Die alte Frau nickte nur.

"Ich fahre morgen in die Stadt und wollte ihn mitbringen", sprach Erdner weiter.

"Bringe den Jungen ruhig mit, Gustav", sagte Fritz Haym in die Stille hinein, "dann bekommt meine Jüngste noch einen Bruder."

Frau Hörbers Körper straffte sich. Sie starrte Haym ungläubig an. "Sie - Sie wollen ein fremdes Kind zu sich nehmen?"

"Zwar habe ich Bert nie gesehen, aber ich kannte seine Mutter", antwortete Haym.

Frau Hörber stand wie leblos da und sah noch immer auf Haym. Plötzlich kam Bewegung in sie. Sie machte einige Schritte auf den Schreibtisch zu: Mit vorgestreckten Armen fuchtelte sie durch die Luft und rief: "Nein, Herr Bürgermeister! Das will ich nicht, das nicht! Bringen Sie den Jungen zu mir! Verstehen Sie, zu mir. Ich nehme ihn."

III. Kapitel

Bert stand im Wohnzimmer am Fenster und sah gedankenlos auf die Straße. Der Himmel war trübe, genauso trübe wie an dem Nachmittag, an dem Mutti beerdigt wurde. Er schluckte die Tränen hinunter. Heute war die Nachricht gekommen, dass ihn jemand abholen würde, um ihn zur Großmutter zu bringen. Die Nachbarin legte seine Kleider in Muttis Koffer. Unten hielt ein grauer Wartburg. Ein dicker, nicht besonders großer Mann stieg heraus, blickte sich suchend um und kam dann auf das Haus zu. Bert beobachtete ihn. Wenige Minuten später öffnete er ihm die Korridortür.
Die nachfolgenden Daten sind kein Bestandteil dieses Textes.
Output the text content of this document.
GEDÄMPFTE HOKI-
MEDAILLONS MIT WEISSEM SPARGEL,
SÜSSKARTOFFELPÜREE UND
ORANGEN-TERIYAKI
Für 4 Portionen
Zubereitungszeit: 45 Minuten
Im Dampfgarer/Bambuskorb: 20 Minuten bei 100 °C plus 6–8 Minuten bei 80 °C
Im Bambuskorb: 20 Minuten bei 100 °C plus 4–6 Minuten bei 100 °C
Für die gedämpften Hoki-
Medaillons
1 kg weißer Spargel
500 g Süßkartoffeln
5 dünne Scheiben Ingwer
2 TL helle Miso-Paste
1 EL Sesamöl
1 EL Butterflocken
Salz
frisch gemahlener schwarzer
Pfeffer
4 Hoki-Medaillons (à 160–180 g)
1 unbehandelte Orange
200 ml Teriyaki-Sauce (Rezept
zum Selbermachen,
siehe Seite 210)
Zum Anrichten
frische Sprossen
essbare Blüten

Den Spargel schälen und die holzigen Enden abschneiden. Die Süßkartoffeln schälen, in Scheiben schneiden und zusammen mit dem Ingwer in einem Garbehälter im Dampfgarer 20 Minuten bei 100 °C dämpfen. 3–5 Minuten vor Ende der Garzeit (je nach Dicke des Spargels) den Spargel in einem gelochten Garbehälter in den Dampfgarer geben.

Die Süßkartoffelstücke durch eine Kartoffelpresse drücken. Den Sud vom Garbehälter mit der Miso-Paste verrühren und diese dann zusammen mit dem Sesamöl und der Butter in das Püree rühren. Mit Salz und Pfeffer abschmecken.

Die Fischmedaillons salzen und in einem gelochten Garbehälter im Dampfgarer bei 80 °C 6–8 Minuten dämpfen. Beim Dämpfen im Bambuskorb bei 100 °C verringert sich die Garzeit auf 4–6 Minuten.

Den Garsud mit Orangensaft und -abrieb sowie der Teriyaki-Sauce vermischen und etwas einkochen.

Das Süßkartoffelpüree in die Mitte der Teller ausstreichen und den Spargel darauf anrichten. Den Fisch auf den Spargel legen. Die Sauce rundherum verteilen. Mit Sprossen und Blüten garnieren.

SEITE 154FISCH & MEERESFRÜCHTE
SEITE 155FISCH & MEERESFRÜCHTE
"Guten Tag", sagte der Fremde, musterte ihn ein Weilchen und fragte dann: "Bist du der Bert Hörber?"

Bert nickte nur.

Der Fremde sprach weiter: "Ich bin Erdner, der Bürgermeister aus dem Dorf, in dem deine Großmutter wohnt." Er lachte Bert an. "Sie wartet schon auf dich, mein Junge. Hat man euch Nachricht gegeben?"